Our hometown, Zuromin, was occasionally visited by traveling groups of gypsies, whose women were clairvoyant. I can clearly picture a gypsy lady, reading the palm of the head of our community, Mr. Mendelson, forseeing the tragedy which was yet to befall the town's Jewish residents. Such prophecy was never made, and had it been made, it would not have been believed. Even as winds of war were blowing from the west, communal life continued on its usual course.

On September 1st, 1939, six years of war began, and a horrible Shoah struck the Jewish people, our townspeople among them. Eventually, mere dozens survived the Holocaust, of whom most were saved in Russia, and a minority of concentration-camp survivors.
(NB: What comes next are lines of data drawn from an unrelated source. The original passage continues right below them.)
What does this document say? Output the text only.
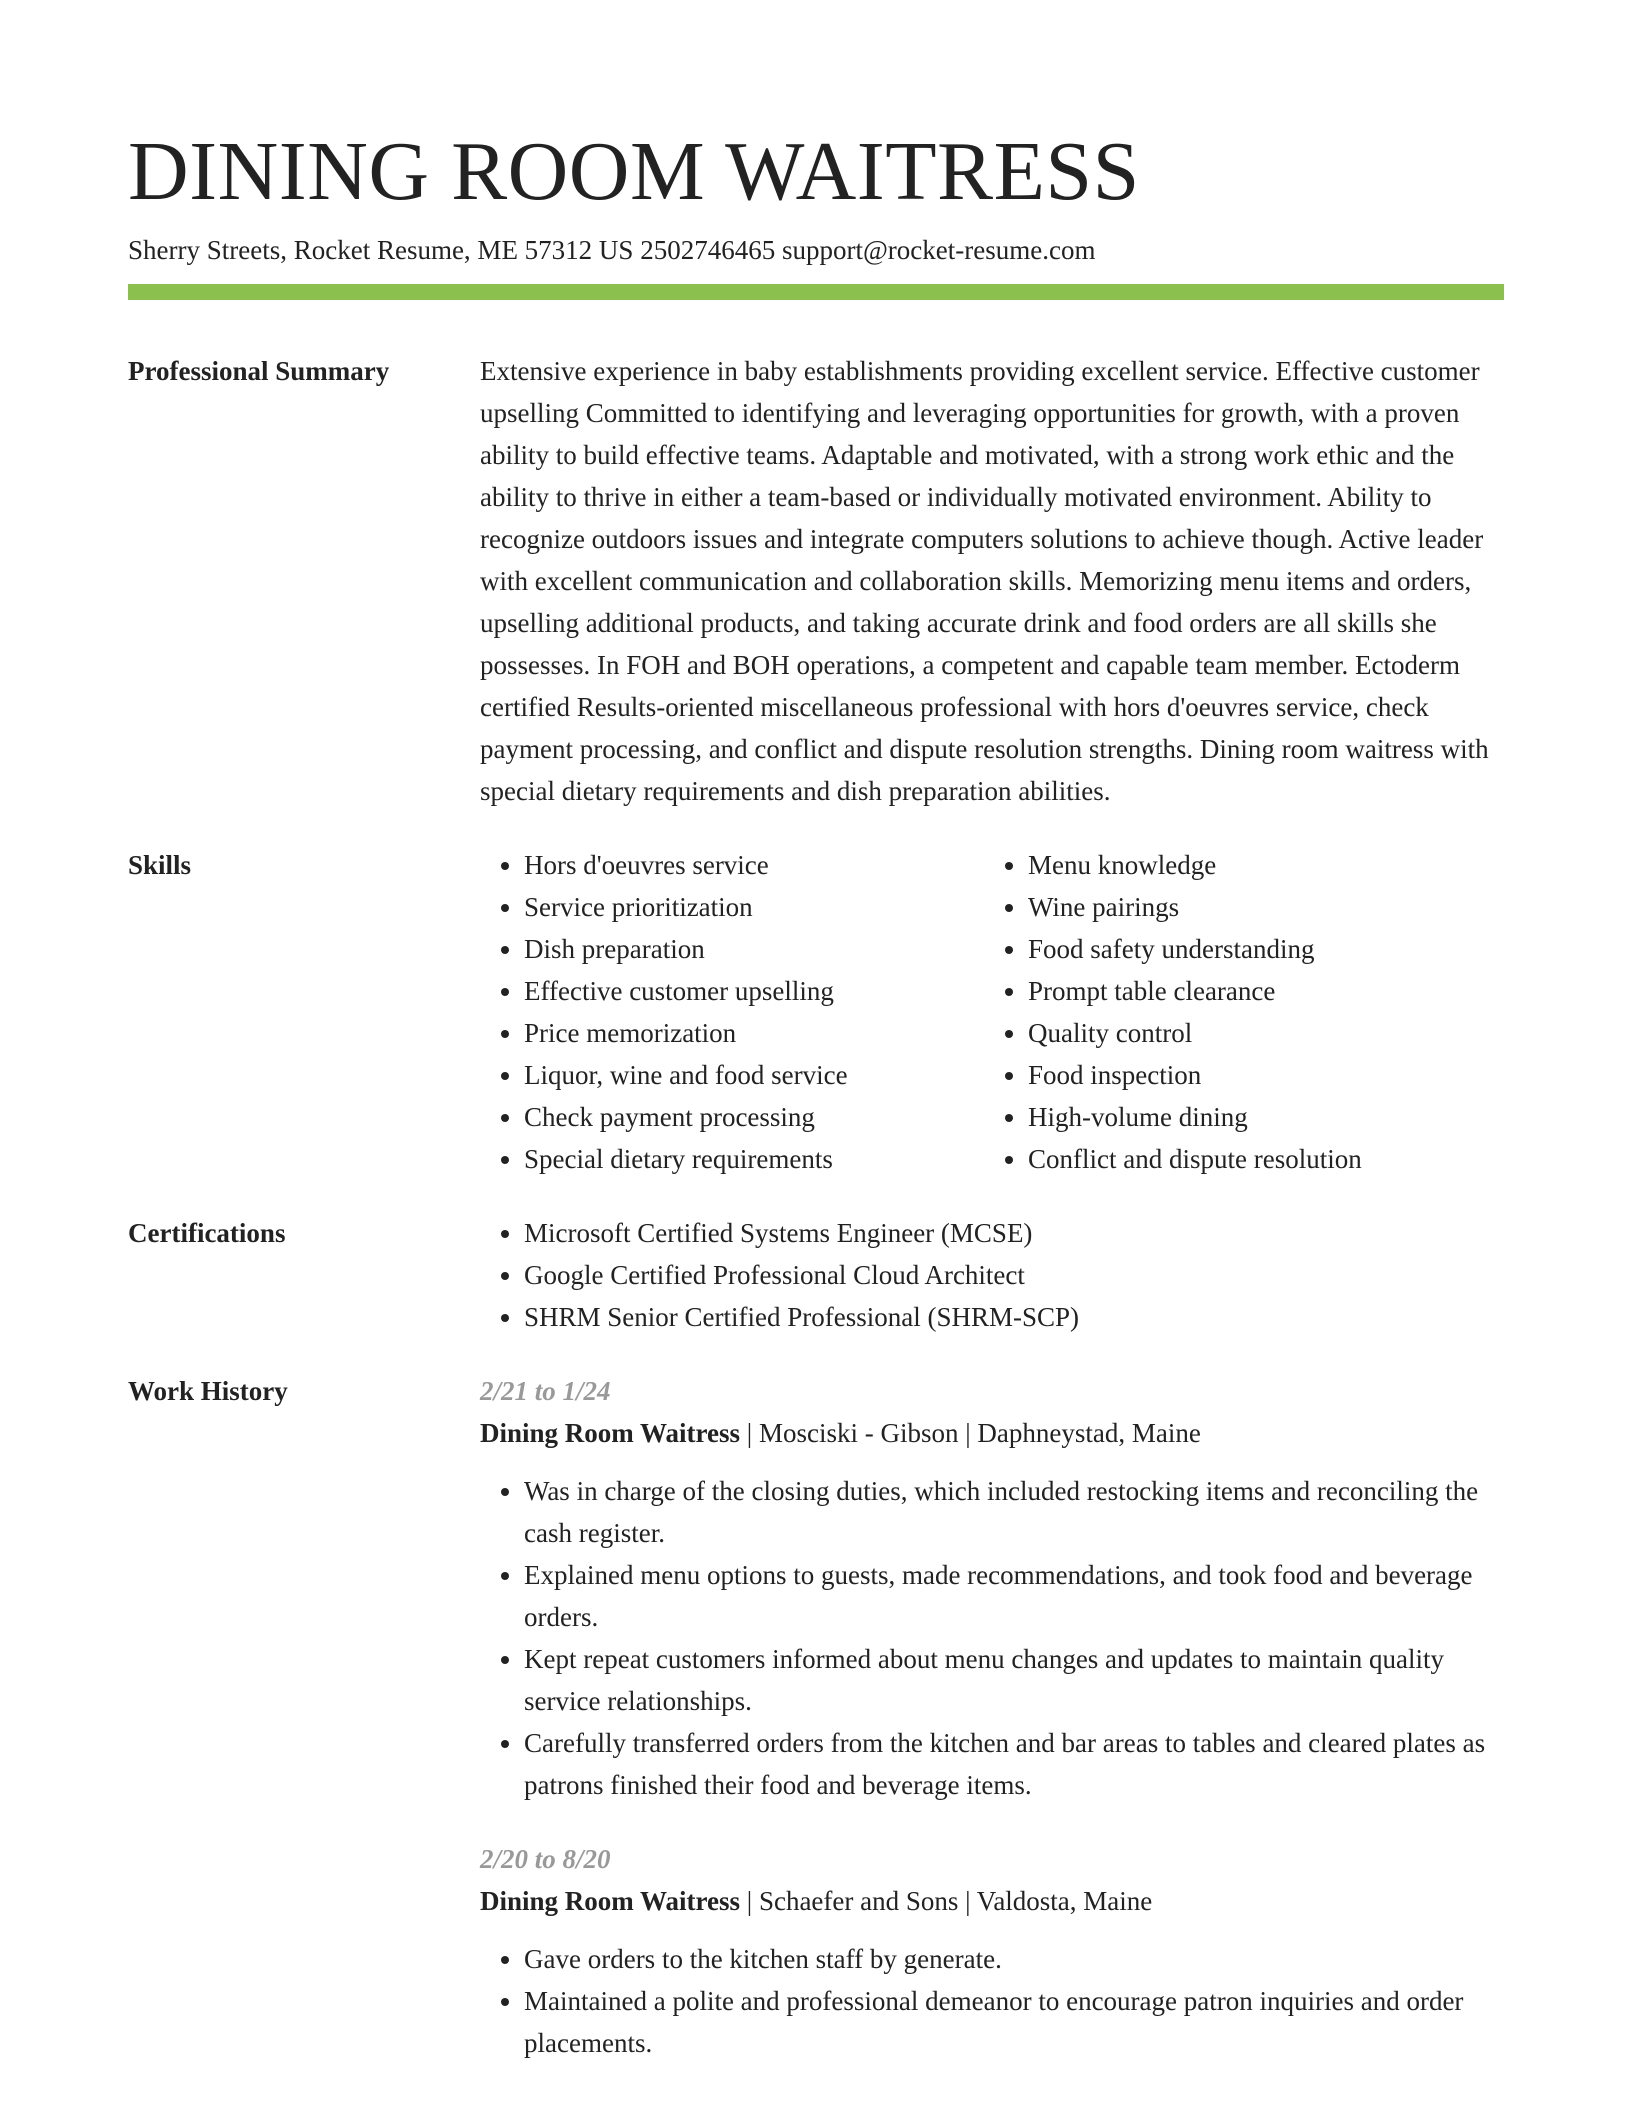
DINING ROOM WAITRESS
Sherry Streets, Rocket Resume, ME 57312 US 2502746465 support@rocket-resume.com
Professional Summary	Extensive experience in baby establishments providing excellent service. Effective customer upselling Committed to identifying and leveraging opportunities for growth, with a proven ability to build effective teams. Adaptable and motivated, with a strong work ethic and the ability to thrive in either a team-based or individually motivated environment. Ability to recognize outdoors issues and integrate computers solutions to achieve though. Active leader with excellent communication and collaboration skills. Memorizing menu items and orders, upselling additional products, and taking accurate drink and food orders are all skills she possesses. In FOH and BOH operations, a competent and capable team member. Ectoderm certified Results-oriented miscellaneous professional with hors d'oeuvres service, check payment processing, and conflict and dispute resolution strengths. Dining room waitress with special dietary requirements and dish preparation abilities.
Skills	• Hors d'oeuvres service
• Service prioritization
• Dish preparation
• Effective customer upselling
• Price memorization
• Liquor, wine and food service
• Check payment processing
• Special dietary requirements
• Menu knowledge
• Wine pairings
• Food safety understanding
• Prompt table clearance
• Quality control
• Food inspection
• High-volume dining
• Conflict and dispute resolution
Certifications	• Microsoft Certified Systems Engineer (MCSE)
• Google Certified Professional Cloud Architect
• SHRM Senior Certified Professional (SHRM-SCP)
Work History	2/21 to 1/24
Dining Room Waitress | Mosciski - Gibson | Daphneystad, Maine
• Was in charge of the closing duties, which included restocking items and reconciling the cash register.
• Explained menu options to guests, made recommendations, and took food and beverage orders.
• Kept repeat customers informed about menu changes and updates to maintain quality service relationships.
• Carefully transferred orders from the kitchen and bar areas to tables and cleared plates as patrons finished their food and beverage items.
2/20 to 8/20
Dining Room Waitress | Schaefer and Sons | Valdosta, Maine
• Gave orders to the kitchen staff by generate.
• Maintained a polite and professional demeanor to encourage patron inquiries and order placements.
Assisted by Abraham and Shlomo Dragon, Mendel Braun and Solomon Plotka in the United States, and financed by many of Zuromin's community, I have erected a monument in memory of those who did not survive the Holocaust. The monument stands in Holon Cemetery and bears the names of all the households lost in the Holocaust. My hope is that our efforts to recover the original tombstones of the Jewish cemetery, which were used by the Nazis to pave the Ringewirtz family's yard, will be fruitful.

I thank all those who assisted in publishing this commemoration by sharing their experiences and donating their creations and family photographs, as I do my family, who assisted me in rewriting, editing and publishing.

A view of the central square of Zuromin in 1915. The photo was taken by the Germans
in order to show the primitiveness of Poland. The cows are marching to pasture.

 

A group of Bund members. Top row: Avraham Lichtman, Simcha
and Peretz Gutenberg, Meilech Szklar, Rivka and Yaakov Szklar.
Bottom row: Feiga Szklar, two emissaries of the organization, Henna Przecki.